As for the Samba incident, keep your services up to date and secure them. For example, Samba only needs ports 445 and arguably 22 open (arguably, because you could use an administration interface, like VNC in Proxmox and not need SSH), block everything else. Additionally, if you don’t use a separate AAA server, when you create users accounts, if they don’t need to SSH into the server, set their shell’s to /bin/false and only set Samba account password, not local account password. Moreover, remove SSH password authentication and only use SSH keys. Going even further, don’t allow root login and only login via SSH to an unprivileged account (non sudoer) and only then su into a sudoer account (never to root).

Most businesses will be using either RHEL / CentOS (some may switch to CentOS alternatives after the CentOS 8 debacle, like Rocky or Alma), Oracle Linux, Ubuntu and SLES / OpenSUSE. Sometimes you may see Debian here and there and very rarely Gentoo. Most safe bet is, despite being a beta for RHEL, to stick with CentOS Stream.

LXD can help you test distros easily and maintain a pretty big homelab without the big resource consumption of traditional VMs.

I wish I could help you to debug your Wireguard issue, but I’m just now getting into OCI containers (I’ve only ran prepackaged docker containers, like bitwarden_rs). My recommendation is still to run wg as a VM, or rather, directly on the OS that runs your OCI containers for nginx and everything else. I prefer having my VPN on my router / firewall, because that way I can route traffic wherever I need to and filter traffic in one place, but that’s just me.

I believe the issue with wg may be the internal Docker networking. I don’t have sufficient knowledge to help you debug it unfortunately.

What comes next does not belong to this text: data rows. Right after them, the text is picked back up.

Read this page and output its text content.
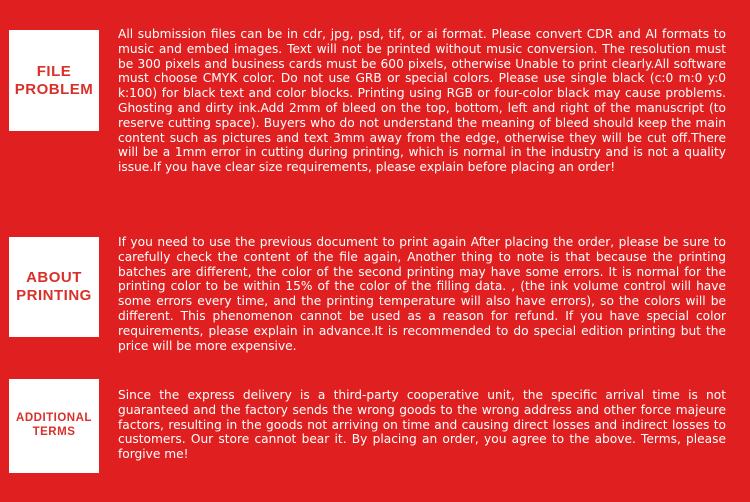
FILE
PROBLEM

All submission files can be in cdr, jpg, psd, tif, or ai format. Please convert CDR and AI formats to music and embed images. Text will not be printed without music conversion. The resolution must be 300 pixels and business cards must be 600 pixels, otherwise Unable to print clearly.All software must choose CMYK color. Do not use GRB or special colors. Please use single black (c:0 m:0 y:0 k:100) for black text and color blocks. Printing using RGB or four-color black may cause problems. Ghosting and dirty ink.Add 2mm of bleed on the top, bottom, left and right of the manuscript (to reserve cutting space). Buyers who do not understand the meaning of bleed should keep the main content such as pictures and text 3mm away from the edge, otherwise they will be cut off.There will be a 1mm error in cutting during printing, which is normal in the industry and is not a quality issue.If you have clear size requirements, please explain before placing an order!

ABOUT
PRINTING

If you need to use the previous document to print again After placing the order, please be sure to carefully check the content of the file again, Another thing to note is that because the printing batches are different, the color of the second printing may have some errors. It is normal for the printing color to be within 15% of the color of the filling data. , (the ink volume control will have some errors every time, and the printing temperature will also have errors), so the colors will be different. This phenomenon cannot be used as a reason for refund. If you have special color requirements, please explain in advance.It is recommended to do special edition printing but the price will be more expensive.

ADDITIONAL
TERMS

Since the express delivery is a third-party cooperative unit, the specific arrival time is not guaranteed and the factory sends the wrong goods to the wrong address and other force majeure factors, resulting in the goods not arriving on time and causing direct losses and indirect losses to customers. Our store cannot bear it. By placing an order, you agree to the above. Terms, please forgive me!
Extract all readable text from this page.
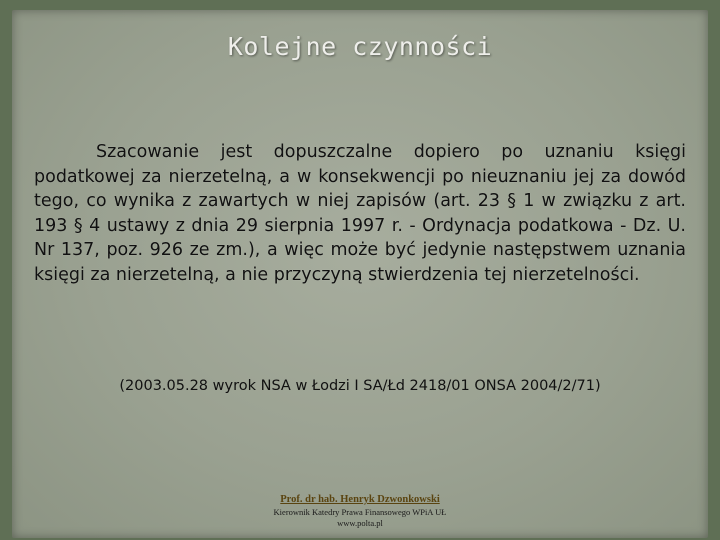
Kolejne czynności
Szacowanie jest dopuszczalne dopiero po uznaniu księgi podatkowej za nierzetelną, a w konsekwencji po nieuznaniu jej za dowód tego, co wynika z zawartych w niej zapisów (art. 23 § 1 w związku z art. 193 § 4 ustawy z dnia 29 sierpnia 1997 r. - Ordynacja podatkowa - Dz. U. Nr 137, poz. 926 ze zm.), a więc może być jedynie następstwem uznania księgi za nierzetelną, a nie przyczyną stwierdzenia tej nierzetelności.
(2003.05.28 wyrok NSA w Łodzi I SA/Łd 2418/01 ONSA 2004/2/71)
Prof. dr hab. Henryk Dzwonkowski
Kierownik Katedry Prawa Finansowego WPiA UŁ
www.polta.pl
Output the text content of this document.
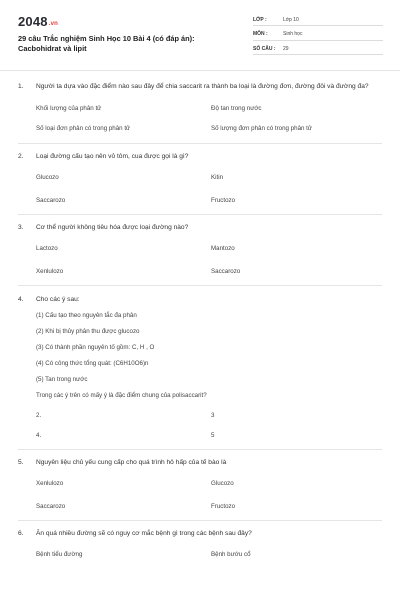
2048.vn
29 câu Trắc nghiệm Sinh Học 10 Bài 4 (có đáp án): Cacbohidrat và lipit
LỚP :	Lớp 10
MÔN :	Sinh học
SỐ CÂU :	29
1.	Người ta dựa vào đặc điểm nào sau đây để chia saccarit ra thành ba loại là đường đơn, đường đôi và đường đa?
Khối lượng của phân tử	Độ tan trong nước
Số loại đơn phân có trong phân tử	Số lượng đơn phân có trong phân tử
2.	Loại đường cấu tạo nên vỏ tôm, cua được gọi là gì?
Glucozo	Kitin
Saccarozo	Fructozo
3.	Cơ thể người không tiêu hóa được loại đường nào?
Lactozo	Mantozo
Xenlulozo	Saccarozo
4.	Cho các ý sau:
(1) Cấu tạo theo nguyên tắc đa phân
(2) Khi bị thủy phân thu được glucozo
(3) Có thành phần nguyên tố gồm: C, H , O
(4) Có công thức tổng quát: (C6H10O6)n
(5) Tan trong nước
Trong các ý trên có mấy ý là đặc điểm chung của polisaccarit?
2.	3
4.	5
5.	Nguyên liệu chủ yếu cung cấp cho quá trình hô hấp của tế bào là
Xenlulozo	Glucozo
Saccarozo	Fructozo
6.	Ăn quá nhiều đường sẽ có nguy cơ mắc bệnh gì trong các bệnh sau đây?
Bệnh tiểu đường	Bệnh bướu cổ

drafput · August 5, 2021, 11:18am

I completely agree with the points you make.

I had initially looked into LXD, Kata, or even Firecracker. None of those managed to persuade me away from Docker though (Which often gets first-party container images, good community support, pretty much all other niceties that come with a large userbase).

I already apply most security best practices, but it’s always the updates or server migration where it goes wrong. That’s why I stick so desperately to docker. Nothing beats simply having to update the host OS and pulling the latest images.

I don’t want a sysadmin job on the side just to host my own email and Bitwarden. I thought docker could be my easy solution.

That being said, I’m still looking to get this working. If I don’t find a solution within the next few weeks, I’ll gather my losses and consider something else.

ThatGuyB · August 5, 2021, 11:25am

You don’t necessarily need a sysadmin job for the Bitwarden(_rs) stuff, however, you have no other choice but to be a sysadmin on the side if you self-host your email, unless your email server is internal only, unfortunately. It takes quite a lot of work to keep your email server secure and out of random blacklists.